—Spring 2020
—"That is the way we are one and indivisible." after Gertrude Stein's "Sacred Emily"
You've discovered that a day can be a place
between all you've done and all you expected to do, to be, to occur.
Each day becomes a lengthening instant between
breathing in and breathing out. You'd like to think this is meditation.
This pause has nothing to do with holding your breath
and everything to do with what you're doing and not doing and repeating.
A day is a day is a day is a day.
You're hoarding eggs, then rationing them out to yourself. You hear yourself humming.
You're looking for a little loveliness and cauliflower.
You're listing names of friends, loved ones, in the space between memory and prayer.

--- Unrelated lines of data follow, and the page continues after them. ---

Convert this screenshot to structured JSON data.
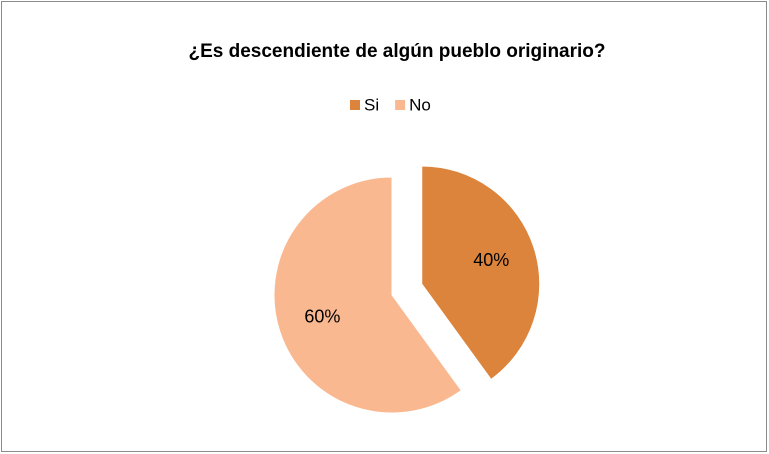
{
  "chart_data": {
    "type": "pie",
    "title": "¿Es descendiente de algún pueblo originario?",
    "categories": [
      "Si",
      "No"
    ],
    "values": [
      40,
      60
    ],
    "value_labels": [
      "40%",
      "60%"
    ],
    "colors": [
      "#dc843c",
      "#f9b890"
    ],
    "legend": "top"
  }
}
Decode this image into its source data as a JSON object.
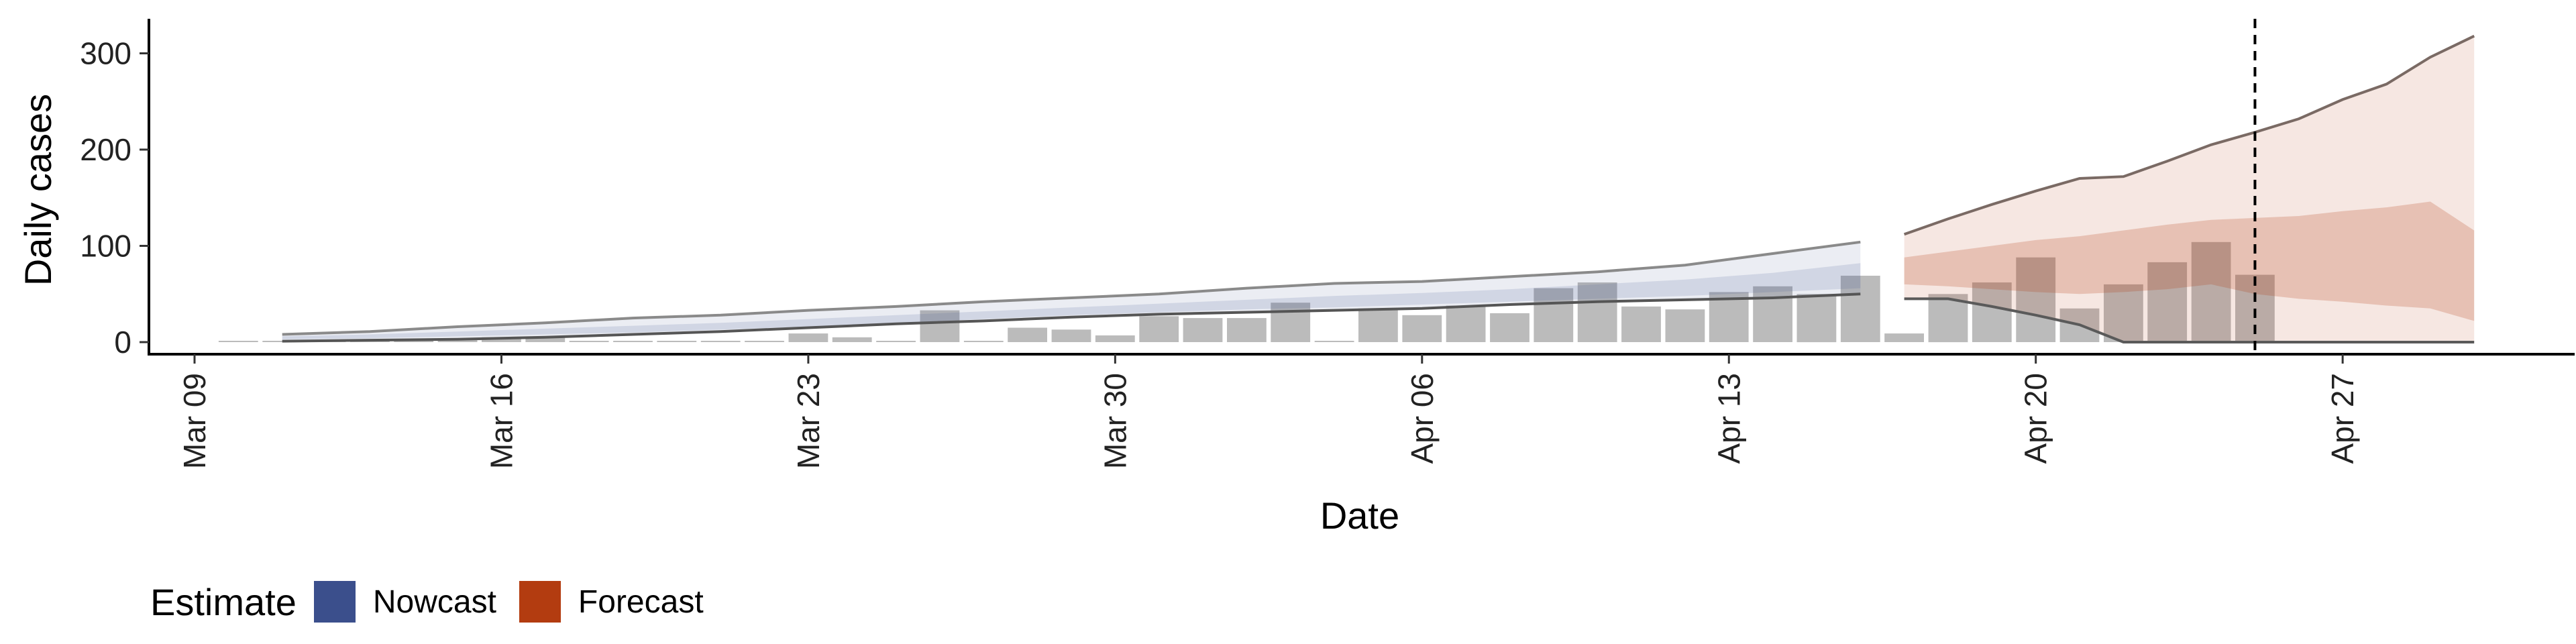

You're wiping things down because that's what purgatory means.
You're worried about everyone because that's what pandemic means.
You trust that neatness will count for something and bleach for everything.
You recognize a face from six feet away and don't know what to say.
And they told two people and they told two people and they told two people and now everyone
knows. That's not exactly what exponential means
but it's the way it begins. Everyone's anxious for half lives of inevitable exhaustion
and whatever's around the next corner we'd like to reach.
The berries are unreasonable. Slippers and weeds are as necessary as anything
else. As necessary as keeping something from each other,
as necessary as keeping something from oneself.
You back away because that's the opposite of what necessary means.
You long for after-this-life. You think, If I can trust distance, I must trust time.
When you hear that someone can't breathe,
your heart aches with hope-fors and might-have-beens.
You're sobbing over peaches and apples. You're not alone.